Australian
Screen

an NFSA website



The Mad Century (2000)

Synopsis

Bruce Petty animates the 20th century’s achievements and conflicts in a cavalcade of doodles and rare newsreels from the past, guided by a thoughtful voice-over (Neville Thiele), so we can better understand the present.

Curator’s notes

If history books could be as entertaining and thought provoking as The Mad Century we would all be much keener students. True to his first calling as a political cartoonist, director-animator Bruce Petty looks behind the meaning of concepts, clichés and appearances.

No field of human endeavour escapes his fertile brain: art, music, industry, science, political grandstanding, human rights and human foibles are inventively connected and regularly examined for their true meaning. Well named, the mad 20th century is held up to the light so we may see some reason in it and better understand how history evolves and shapes us.
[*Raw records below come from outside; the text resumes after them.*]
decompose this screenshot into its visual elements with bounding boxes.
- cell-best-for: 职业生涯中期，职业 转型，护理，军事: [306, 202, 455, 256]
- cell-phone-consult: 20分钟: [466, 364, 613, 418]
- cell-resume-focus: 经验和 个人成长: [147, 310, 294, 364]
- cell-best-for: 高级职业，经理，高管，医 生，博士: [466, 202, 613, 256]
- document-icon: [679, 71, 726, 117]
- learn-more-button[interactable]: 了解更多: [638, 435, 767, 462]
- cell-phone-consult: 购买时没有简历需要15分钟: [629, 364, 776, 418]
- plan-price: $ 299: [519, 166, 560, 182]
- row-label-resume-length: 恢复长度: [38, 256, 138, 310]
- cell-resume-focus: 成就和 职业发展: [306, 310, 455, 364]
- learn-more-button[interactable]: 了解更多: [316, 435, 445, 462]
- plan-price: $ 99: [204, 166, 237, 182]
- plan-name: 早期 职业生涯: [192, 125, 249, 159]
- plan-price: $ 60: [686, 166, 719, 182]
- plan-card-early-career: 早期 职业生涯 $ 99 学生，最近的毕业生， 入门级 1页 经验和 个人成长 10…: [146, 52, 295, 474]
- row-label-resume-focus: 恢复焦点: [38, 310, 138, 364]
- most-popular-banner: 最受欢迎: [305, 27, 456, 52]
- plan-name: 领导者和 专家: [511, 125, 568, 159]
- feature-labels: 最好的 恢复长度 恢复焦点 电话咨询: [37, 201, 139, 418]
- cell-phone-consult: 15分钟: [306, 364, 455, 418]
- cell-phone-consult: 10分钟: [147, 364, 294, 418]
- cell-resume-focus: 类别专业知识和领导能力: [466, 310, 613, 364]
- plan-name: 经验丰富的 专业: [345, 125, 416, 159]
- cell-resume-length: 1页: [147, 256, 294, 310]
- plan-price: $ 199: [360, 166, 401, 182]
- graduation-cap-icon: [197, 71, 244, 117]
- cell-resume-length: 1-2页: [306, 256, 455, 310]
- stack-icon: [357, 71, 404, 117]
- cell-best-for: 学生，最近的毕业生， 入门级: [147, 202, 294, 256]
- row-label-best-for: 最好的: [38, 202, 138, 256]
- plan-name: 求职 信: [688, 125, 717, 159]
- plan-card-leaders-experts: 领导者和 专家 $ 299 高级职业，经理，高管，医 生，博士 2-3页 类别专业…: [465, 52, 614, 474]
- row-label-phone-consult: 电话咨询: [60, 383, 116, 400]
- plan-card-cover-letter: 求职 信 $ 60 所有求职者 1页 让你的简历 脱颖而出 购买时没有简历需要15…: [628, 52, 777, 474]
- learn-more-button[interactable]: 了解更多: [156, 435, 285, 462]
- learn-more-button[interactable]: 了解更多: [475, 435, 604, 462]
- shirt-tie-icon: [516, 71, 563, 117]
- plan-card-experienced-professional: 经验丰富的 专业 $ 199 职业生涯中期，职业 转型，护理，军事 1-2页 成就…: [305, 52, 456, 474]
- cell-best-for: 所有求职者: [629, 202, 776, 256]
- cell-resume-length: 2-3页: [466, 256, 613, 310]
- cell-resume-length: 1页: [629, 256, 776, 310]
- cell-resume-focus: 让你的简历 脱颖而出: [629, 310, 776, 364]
No other animation director has Petty’s array of gifts: the eye of an outstanding political cartoonist and commentator, a grasp of history made even more brilliant by decades of experience, and a satirical, human touch, so rare in this age of technology. With the Flash program now part of his palette and his son (sound designer Sam Petty) as part of his team, Bruce Petty illuminates our minds (again!) as no other animator can.

Bruce Petty’s filmography also includes the Oscar-winnning Leisure (1976), Hearts and Minds (1968) and Global Haywire (2007).

The Mad Century screened at the Melbourne International Film Festival and was broadcast on SBS Television in 2000.